The fixtures/greatoutdoorsco/skill-outputs/ directory contains example outputs from primitive skills (brand voice profile, positioning brief) run against this data. Use these as inputs when testing a skill that consumes primitive output.
To test: paste the SKILL.md and a relevant fixture file into your AI tool and run it. Check that the output handles the data's messiness gracefully and matches the quality ceiling set by the example output.

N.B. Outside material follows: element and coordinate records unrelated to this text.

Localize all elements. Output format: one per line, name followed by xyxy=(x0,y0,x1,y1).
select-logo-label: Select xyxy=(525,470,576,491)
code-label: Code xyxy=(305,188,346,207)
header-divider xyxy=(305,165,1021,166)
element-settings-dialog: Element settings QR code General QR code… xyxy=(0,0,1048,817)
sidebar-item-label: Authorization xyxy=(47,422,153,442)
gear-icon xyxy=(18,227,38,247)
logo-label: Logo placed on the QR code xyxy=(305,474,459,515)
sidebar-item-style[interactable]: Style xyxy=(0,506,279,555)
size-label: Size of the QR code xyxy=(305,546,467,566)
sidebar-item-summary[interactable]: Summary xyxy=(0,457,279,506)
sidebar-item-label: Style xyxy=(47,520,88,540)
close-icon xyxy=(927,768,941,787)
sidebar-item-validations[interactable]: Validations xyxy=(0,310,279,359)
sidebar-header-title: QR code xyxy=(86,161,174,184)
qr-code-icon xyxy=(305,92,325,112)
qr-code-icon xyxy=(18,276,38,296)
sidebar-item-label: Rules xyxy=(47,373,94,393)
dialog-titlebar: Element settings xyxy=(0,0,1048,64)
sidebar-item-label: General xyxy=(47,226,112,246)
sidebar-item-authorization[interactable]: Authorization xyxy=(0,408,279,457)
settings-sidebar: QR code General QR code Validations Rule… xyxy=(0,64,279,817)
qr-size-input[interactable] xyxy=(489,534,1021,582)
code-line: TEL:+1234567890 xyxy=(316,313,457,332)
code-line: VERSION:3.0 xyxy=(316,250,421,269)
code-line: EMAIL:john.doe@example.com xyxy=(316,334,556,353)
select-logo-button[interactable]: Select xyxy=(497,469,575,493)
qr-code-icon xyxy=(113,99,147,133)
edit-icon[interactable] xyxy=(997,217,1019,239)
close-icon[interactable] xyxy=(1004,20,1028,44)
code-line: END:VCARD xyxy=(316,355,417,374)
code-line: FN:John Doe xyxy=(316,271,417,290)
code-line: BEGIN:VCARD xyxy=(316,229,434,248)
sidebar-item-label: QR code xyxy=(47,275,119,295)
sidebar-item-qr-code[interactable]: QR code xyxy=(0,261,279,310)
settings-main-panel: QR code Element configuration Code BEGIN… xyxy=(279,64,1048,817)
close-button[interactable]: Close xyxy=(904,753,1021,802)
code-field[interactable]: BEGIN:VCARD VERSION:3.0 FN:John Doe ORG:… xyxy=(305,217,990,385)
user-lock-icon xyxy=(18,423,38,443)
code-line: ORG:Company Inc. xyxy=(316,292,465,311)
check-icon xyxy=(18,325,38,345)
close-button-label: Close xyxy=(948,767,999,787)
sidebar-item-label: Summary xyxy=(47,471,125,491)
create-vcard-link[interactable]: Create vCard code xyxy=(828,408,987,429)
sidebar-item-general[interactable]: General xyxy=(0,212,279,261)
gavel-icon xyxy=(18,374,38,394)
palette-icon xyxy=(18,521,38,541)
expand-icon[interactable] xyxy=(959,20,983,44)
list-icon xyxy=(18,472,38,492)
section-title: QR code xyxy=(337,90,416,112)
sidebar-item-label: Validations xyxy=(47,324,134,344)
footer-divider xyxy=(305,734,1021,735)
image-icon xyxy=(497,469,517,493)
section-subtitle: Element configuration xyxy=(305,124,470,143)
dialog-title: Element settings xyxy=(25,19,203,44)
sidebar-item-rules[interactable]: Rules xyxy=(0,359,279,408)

Every claim, differentiator, or recommendation in skill output should be specific to the user's brand, product, or data. Generic statements that could apply to any brand in the category are not useful. "High-quality ingredients" is generic. "Single-origin cacao from Piura, Peru, fermented on-site for 6 days" is specific.
If the user's input is generic, reflect that honestly and suggest how to sharpen it. Do not fabricate specificity.
Skill instructions and output should use clear, direct language. Avoid marketing jargon, buzzwords, and abstraction. The output is a working document, not a manifesto.
Do not use em dashes, en dashes, or double hyphens as punctuation. Rewrite sentences to use periods, commas, parentheses, or conjunctions instead. Hyphens in number ranges are fine (e.g., 2-3 sentences, 100-150 words). This applies to SKILL.md, example output files, glossaries, and skillshelf.yaml content.
A skill does one thing well. If a skill's scope creeps beyond its description, split it into two skills. A positioning brief skill should not also try to write product descriptions. A product description skill should not also audit the page for conversion best practices.